Elaina Parrillo is currently a candidate for her DNP Pediatric Primary Care NP and PhD at the Johns Hopkins University School of Nursing. She is researching how to improve cancer survivorship care for children and families during the transition to school. Her work focuses on how parent perceptions of the support they have received during their child’s transition to school and their understanding of the available resources and needs of a pediatric cancer survivor influence their child’s psychosocial wellbeing during the initial transition to school. She is excited to research best practices in the field of pediatric cancer survivorship and translate the findings to the nursing care of pediatric patients and their families in the primary care setting.

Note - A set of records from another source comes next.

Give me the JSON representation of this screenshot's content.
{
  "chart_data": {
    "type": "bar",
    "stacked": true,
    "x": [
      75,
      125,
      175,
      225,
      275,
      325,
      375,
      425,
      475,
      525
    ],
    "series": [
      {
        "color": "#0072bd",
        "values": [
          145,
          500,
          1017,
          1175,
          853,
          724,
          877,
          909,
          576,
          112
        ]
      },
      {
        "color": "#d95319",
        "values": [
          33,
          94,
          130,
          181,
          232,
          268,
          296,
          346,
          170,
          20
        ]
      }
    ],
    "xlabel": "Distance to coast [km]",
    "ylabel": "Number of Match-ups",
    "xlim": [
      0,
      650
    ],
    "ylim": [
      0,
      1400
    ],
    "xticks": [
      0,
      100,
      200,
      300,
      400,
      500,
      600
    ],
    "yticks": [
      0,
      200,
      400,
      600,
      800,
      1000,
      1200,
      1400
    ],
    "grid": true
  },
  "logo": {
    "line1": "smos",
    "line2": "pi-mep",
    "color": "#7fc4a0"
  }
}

Elaina intends to use her degree to work at both a research-intensive university and in primary care to advance pediatric survivorship care. This scholarship supports her goal of becoming a nurse-clinician scientist in the field of cancer survivorship care for children and their families during the transition back to school.

Rhonda Smith Wright

Rhonda Smith Wright is in her fourth year as a PhD candidate at Johns Hopkins University School of Nursing. She first became passionate about improving treatment access and outcomes for marginalized and underrepresented populations in 2003, during her service as an administrator and later deputy assistant commissioner in the Baltimore City Health Department. In that role she managed oversight and data collection of health promotion, disease prevention, and surveillance programs addressing the spread of TB, HIV, and sexually transmitted infection. From this perspective, she could clearly see the obvious disparities in health outcomes that disproportionately affected communities of color and resource-deprived neighborhoods. Through this experience she became acutely aware of the many complex factors – social, economic, geographic, etc. – that play a role in the successful prevention and treatment of communicable diseases, as well as how the impact of these factors is exacerbated in racially segregated cities and low-resource settings. Ms. Wright is determined to develop a program of research at JHU that incorporates the use of community-level data, health outcomes, and nursing interventions to address health inequity.